Uma investigação do Ministério Público de São Paulo (MPSP) aponta que o Primeiro Comando da Capital (PCC) planejava expandir sua atuação para além do sistema de transporte coletivo da capital, mirando a área da saúde e a criação de ONGs. A informação veio à tona com a Operação Vectura Corrupta, deflagrada nesta quinta-feira (17) pela Polícia Civil e pelo MPSP.

Segundo o Ministério Público, a intenção da organização criminosa era diversificar suas atividades e buscar novos contratos públicos, replicando o modelo de infiltração já utilizado em empresas de ônibus. Diálogos interceptados revelaram que José Daniel Satilite, sócio de empresas de transporte investigadas, mencionou a intenção de criar uma organização não governamental. A apuração também constatou que ele atuava formalmente como conselheiro da Associação das Crianças Excepcionais de Nova Iguaçu (ACENI), uma entidade do Rio de Janeiro com presença em municípios paulistas.

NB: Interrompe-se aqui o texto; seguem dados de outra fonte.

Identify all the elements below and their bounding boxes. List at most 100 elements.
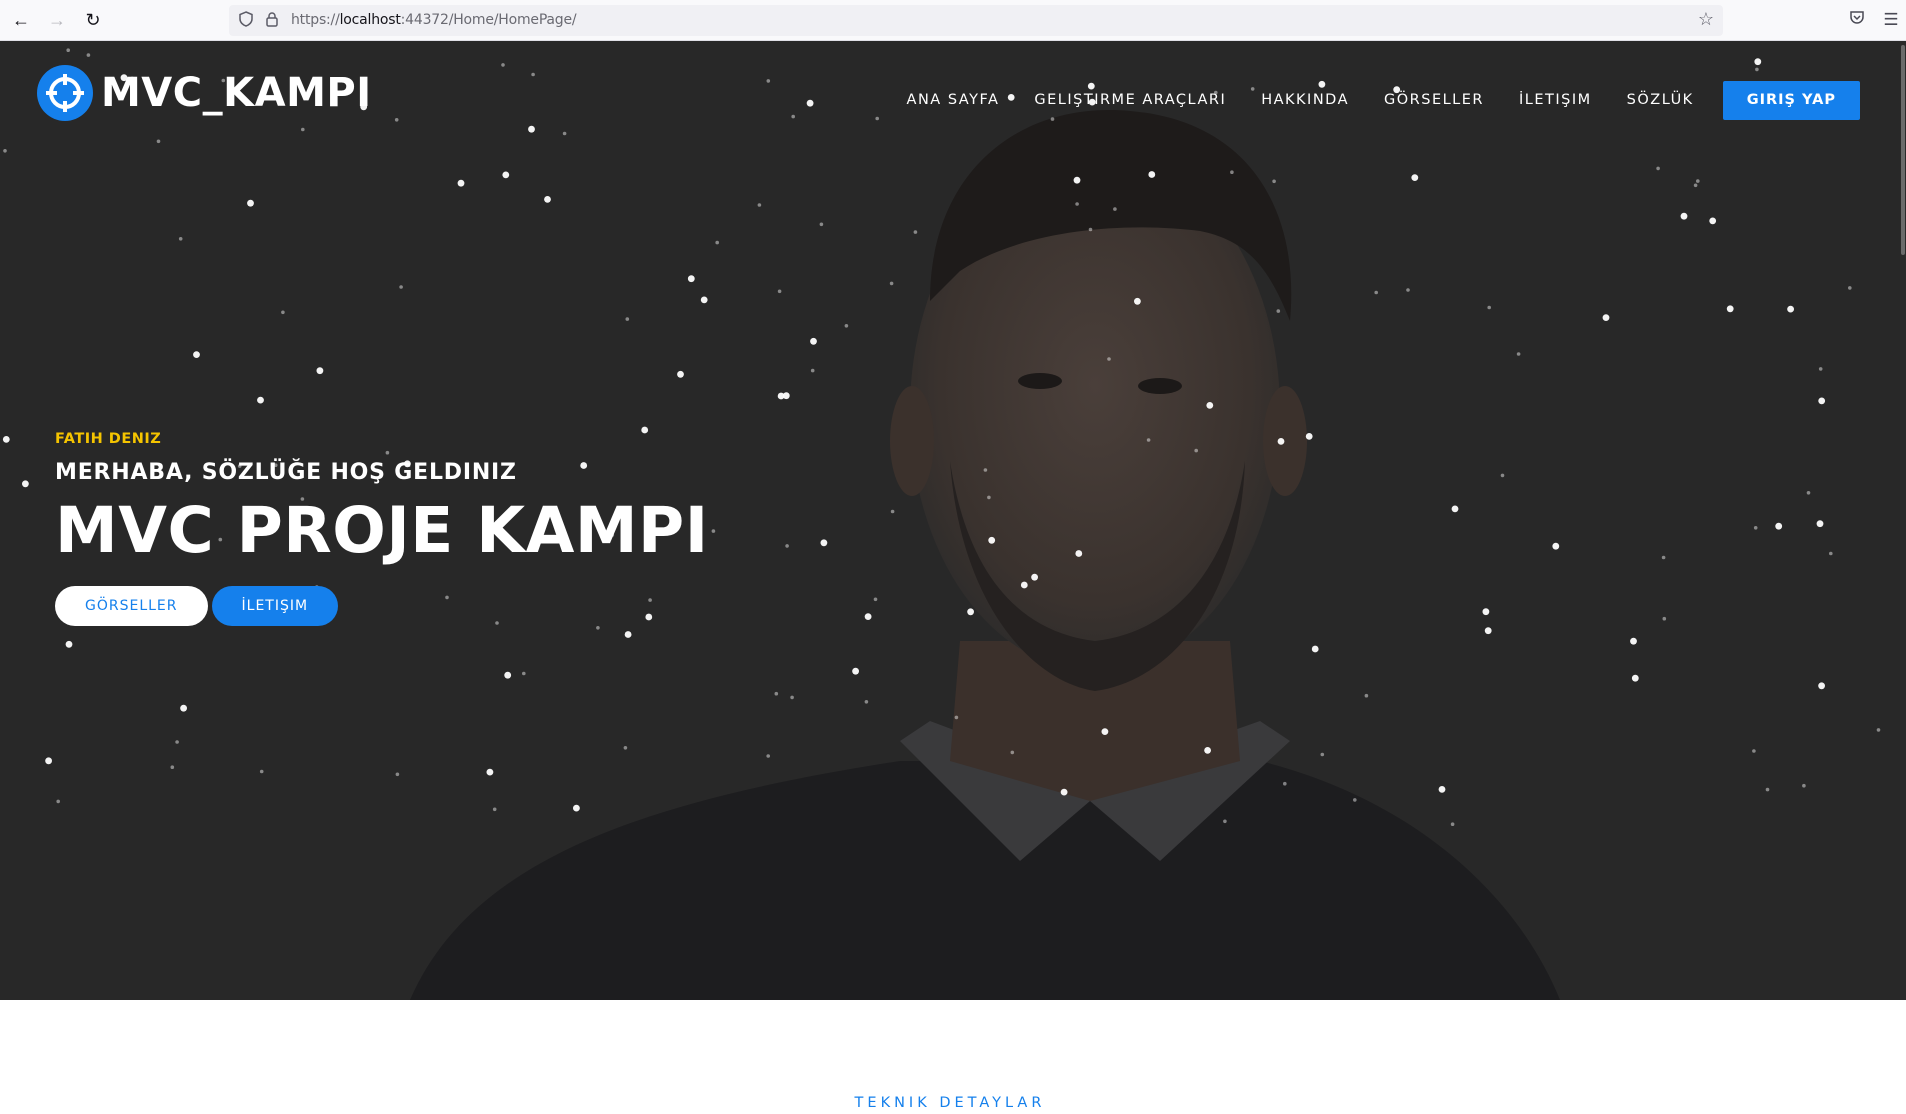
particle-dot <box>819 222 824 227</box>
particle-dot <box>1075 202 1079 206</box>
nav-gorseller[interactable]: GÖRSELLER <box>1384 92 1484 108</box>
particle-dot <box>544 196 551 203</box>
particle-dot <box>889 281 894 286</box>
particle-dot <box>193 351 200 358</box>
particle-dot <box>1283 781 1287 786</box>
nav-ana-sayfa[interactable]: ANA SAYFA <box>907 92 1000 108</box>
address-bar[interactable]: https://localhost:44372/Home/HomePage/ ☆ <box>229 5 1723 36</box>
particle-dot <box>782 392 790 400</box>
url-prefix: https:// <box>291 12 340 28</box>
particle-dot <box>1450 822 1455 826</box>
particle-dot <box>247 199 254 207</box>
particle-dot <box>1775 522 1783 530</box>
lock-icon[interactable] <box>263 11 281 29</box>
particle-dot <box>1631 674 1639 682</box>
particle-dot <box>259 769 264 774</box>
particle-dot <box>711 529 716 533</box>
particle-dot <box>1451 505 1459 513</box>
particle-dot <box>1075 550 1083 557</box>
particle-dot <box>1680 212 1688 220</box>
particle-dot <box>1500 473 1505 478</box>
nav-hakkinda[interactable]: HAKKINDA <box>1261 92 1349 108</box>
url-text[interactable]: https://localhost:44372/Home/HomePage/ <box>291 12 577 28</box>
particle-dot <box>1876 728 1881 732</box>
contact-button[interactable]: İLETIŞIM <box>211 586 339 626</box>
particle-dot <box>1818 682 1825 690</box>
particle-dot <box>66 48 70 52</box>
particle-dot <box>1088 227 1093 232</box>
particle-dot <box>1630 637 1637 645</box>
particle-dot <box>1101 728 1109 735</box>
particle-dot <box>1272 179 1276 184</box>
section-title: TEKNIK DETAYLAR <box>854 1095 1046 1111</box>
browser-toolbar: ← → ↻ https://localhost:44372/Home/HomeP… <box>0 0 1906 41</box>
particle-dot <box>1818 367 1823 371</box>
shield-icon[interactable] <box>237 11 255 29</box>
pocket-icon[interactable] <box>1846 9 1868 31</box>
particle-dot <box>1765 787 1770 792</box>
scrollbar-thumb[interactable] <box>1901 45 1905 255</box>
particle-dot <box>810 368 815 373</box>
particle-dot <box>677 370 684 378</box>
particle-dot <box>1206 402 1214 409</box>
url-path: :44372/Home/HomePage/ <box>400 12 577 28</box>
particle-dot <box>1305 433 1313 440</box>
nav-iletisim[interactable]: İLETIŞIM <box>1519 92 1592 108</box>
particle-dot <box>316 367 324 375</box>
particle-dot <box>180 704 188 712</box>
forward-arrow-icon[interactable]: → <box>45 8 69 32</box>
particle-dot <box>486 768 494 776</box>
hero-kicker: FATIH DENIZ <box>55 431 162 447</box>
particle-dot <box>1134 297 1141 305</box>
nav-sozluk[interactable]: SÖZLÜK <box>1627 92 1694 108</box>
particle-dot <box>1661 555 1666 560</box>
bookmark-star-icon[interactable]: ☆ <box>1697 10 1715 28</box>
particle-dot <box>522 671 526 676</box>
particle-dot <box>1696 179 1700 183</box>
particle-dot <box>988 536 996 544</box>
page-scrollbar[interactable] <box>1900 41 1906 1000</box>
particle-dot <box>864 700 869 704</box>
particle-dot <box>531 72 535 77</box>
reload-icon[interactable]: ↻ <box>81 8 105 32</box>
hamburger-menu-icon[interactable]: ☰ <box>1880 9 1902 31</box>
particle-dot <box>562 131 567 136</box>
particle-dot <box>1752 749 1756 753</box>
particle-dot <box>1848 286 1852 290</box>
particle-dot <box>1755 67 1759 72</box>
particle-dot <box>1787 305 1794 313</box>
particle-dot <box>3 149 7 153</box>
particle-dot <box>1662 616 1667 621</box>
particle-dot <box>504 671 512 679</box>
particle-dot <box>501 63 505 67</box>
particle-dot <box>623 746 628 750</box>
particle-dot <box>86 53 91 57</box>
gallery-button[interactable]: GÖRSELLER <box>55 586 208 626</box>
particle-dot <box>399 285 403 289</box>
particle-dot <box>1020 581 1028 589</box>
particle-dot <box>1482 608 1490 616</box>
particle-dot <box>1753 526 1758 530</box>
particle-dot <box>1194 448 1198 453</box>
login-button[interactable]: GIRIŞ YAP <box>1722 80 1860 120</box>
particle-dot <box>624 631 632 638</box>
particle-dot <box>844 324 849 328</box>
site-logo[interactable]: MVC_KAMPI <box>37 65 372 121</box>
particle-dot <box>852 667 859 675</box>
particle-dot <box>1693 183 1698 188</box>
particle-dot <box>1148 171 1156 178</box>
particle-dot <box>65 640 73 648</box>
main-nav: ANA SAYFA GELIŞTIRME ARAÇLARI HAKKINDA G… <box>872 80 1860 120</box>
particle-dot <box>700 296 708 304</box>
particle-dot <box>1353 798 1357 802</box>
particle-dot <box>1516 352 1521 356</box>
back-arrow-icon[interactable]: ← <box>9 8 33 32</box>
particle-dot <box>791 114 795 119</box>
particle-dot <box>1487 305 1491 310</box>
particle-dot <box>983 468 988 472</box>
particle-dot <box>1364 693 1369 698</box>
particle-dot <box>1223 819 1227 824</box>
particle-dot <box>395 772 400 777</box>
particle-dot <box>1829 551 1833 556</box>
nav-gelistirme-araclari[interactable]: GELIŞTIRME ARAÇLARI <box>1034 92 1226 108</box>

A investigação sustenta que pelo menos 12 das 22 empresas que operam o transporte coletivo em São Paulo seriam, em tese, controladas pelo PCC. O ex-vereador Milton Leite (União Brasil) é apontado como o operador de algumas dessas companhias. Relatos de policiais militares à Justiça indicam que o político seria o proprietário de fato da empresa Transwolff.

Além da expansão para novos setores, a apuração identificou um suposto envolvimento do PCC no financiamento de campanhas para as eleições municipais de 2024. De acordo com o MPSP, diálogos extraídos de celulares apreendidos mencionam as campanhas de Danilo Morgado (PL) e o apoio de José Ronaldo Alves de Sales, ex-funcionário da Assembleia Legislativa de São Paulo (Alesp).

A Operação Vectura Corrupta cumpriu 16 mandados de prisão e 18 de busca e apreensão. Nove suspeitos foram presos, incluindo Levi dos Santos Oliveira, ex-presidente da SPTrans, e Danilo Marco Morgado Silva, candidato a deputado estadual pelo PL. O ex-vereador Milton Leite, também alvo de um mandado de prisão, não foi localizado e, segundo sua defesa, está em viagem e se apresentará às autoridades.

Em nota, a Prefeitura de São Paulo afirmou que a intervenção na Transwolff e na UPBus, em abril de 2024, foi uma medida "firme e decisiva" e que colabora integralmente com as investigações. A A2 Transportes negou qualquer envolvimento com o PCC e afirmou que seus recursos são provenientes exclusivamente dos pagamentos da Prefeitura. A defesa de Levi dos Santos Oliveira declarou surpresa com a prisão e confiança no esclarecimento dos fatos. Já a equipe de Danilo Morgado classificou a prisão como "perseguição" em plena campanha eleitoral.